When one is willfully unemployed, will one have worked at anything to write about? What, I wondered, would I write this winter? Was there any adventure to which I would be able to advert? Well, I was never writing about work, I remembered, so why worry? Then again, why work too hard at writing? Whence the letter W.
West High School is my new home for Tuesday afternoons. That's where I meet with various students who want help working with their assignments. Officially the program is "Every Student a Graduate" but I prefer the principal's descriptive comment (when I commented on his serving as a doorman): Whatever you need.
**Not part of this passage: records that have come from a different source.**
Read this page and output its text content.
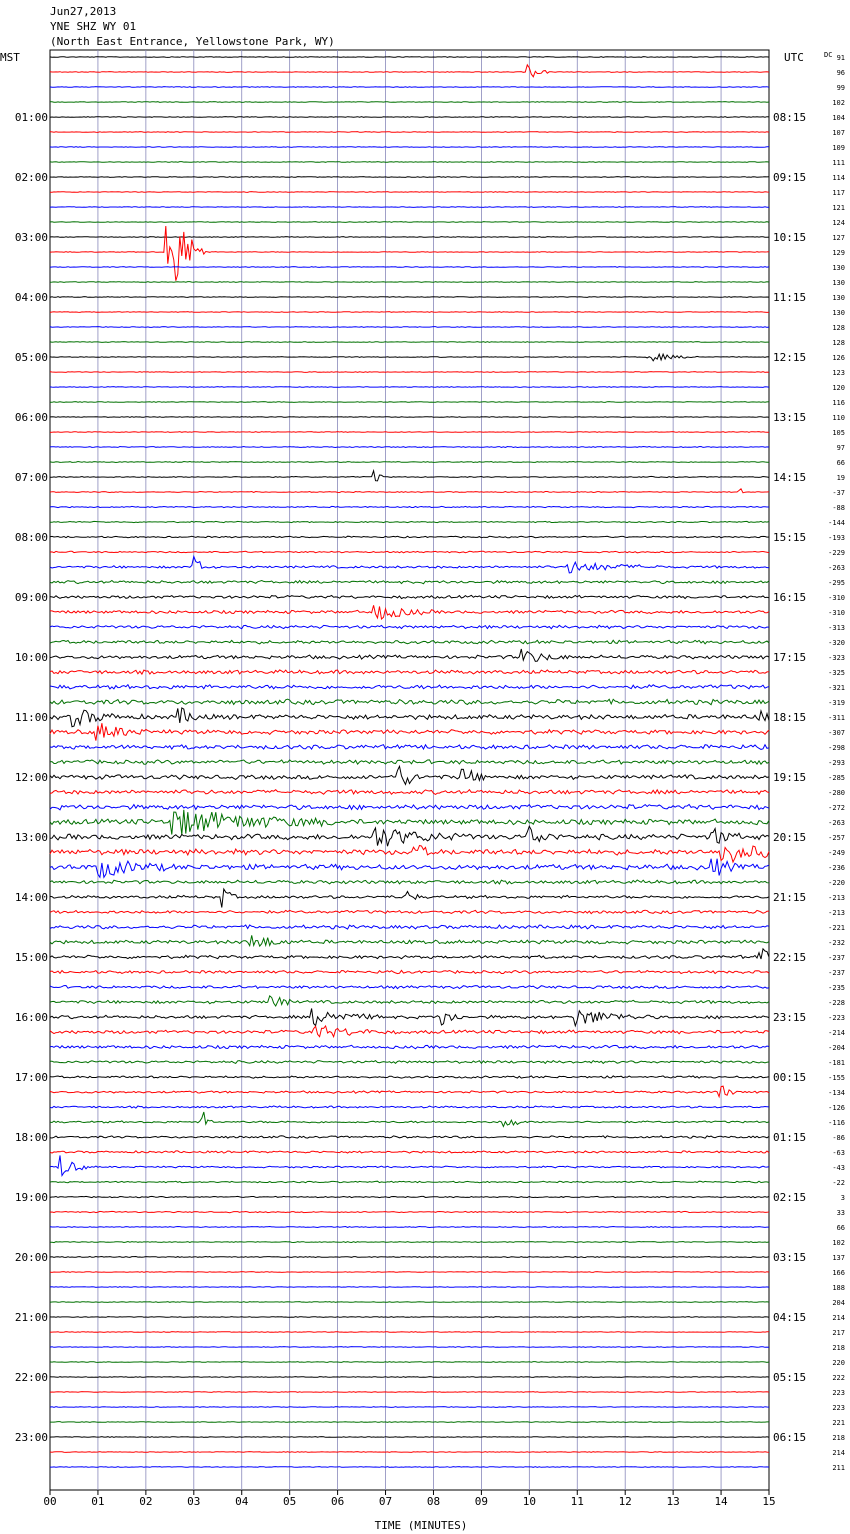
Jun27,2013
YNE SHZ WY 01
(North East Entrance, Yellowstone Park, WY)
91
96
99
102
104
107
109
111
114
117
121
124
127
129
130
130
130
130
128
128
126
123
120
116
110
105
97
66
19
-37
-88
-144
-193
-229
-263
-295
-310
-310
-313
-320
-323
-325
-321
-319
-311
-307
-298
-293
-285
-280
-272
-263
-257
-249
-236
-220
-213
-213
-221
-232
-237
-237
-235
-228
-223
-214
-204
-181
-155
-134
-126
-116
-86
-63
-43
-22
3
33
66
102
137
166
188
204
214
217
218
220
222
223
223
221
218
214
211
MST	UTC	DC
01:00
02:00
03:00
04:00
05:00
06:00
07:00
08:00
09:00
10:00
11:00
12:00
13:00
14:00
15:00
16:00
17:00
18:00
19:00
20:00
21:00
22:00
23:00
08:15
09:15
10:15
11:15
12:15
13:15
14:15
15:15
16:15
17:15
18:15
19:15
20:15
21:15
22:15
23:15
00:15
01:15
02:15
03:15
04:15
05:15
06:15
00	01	02	03	04	05	06	07	08	09	10	11	12	13	14	15
TIME (MINUTES)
Typically, I work with one student at a time
during each of 3 class periods.
We like to say the program is student driven
,
which mostly means we work on whatever the kid
pulls out of her or his backback.
I promise to help all that I can with whatever
they bring, although I think I've been more helpful
with math and science than with Spanish.
There's been a certain amount of switching off from week to week as what the students want develops or their teenageriness comes to the fore. Somebody else handles all that management stuff. And I don't even have to train the managers!
Oh, where is that headline heading? I was only thinking about the confirmation class which meets on Tuesday evenings. Marian Boyle does most of the work, while I get to offer wise advice and watch the group each week.
Wandering in from Randy Kostichka's mom's place up by Crivitz, heading off toward Randy's uncle's old farm outside Sturgeon Bay, and getting lost trying to find the path around the foot of the bay, the young male bear settled into my silver maple. There is no experience so unbearably exciting as to watch a bear sleep in a tree for 6 hours.
Whether you missed the story or just want to revisit it, the Bear Facts are available from my travel pages. (Somebody was travelling; it may not have been me.)
My pretend niece and nephew have brought the world Neah and Eden. (Eden was particularly wee.) They join Neah's big brother Noah to form a triumvirate of cousins who will, I predict, wreak havoc on their parents' sense of decorum. We'll have to wait a little while to know whether my predictions are well made.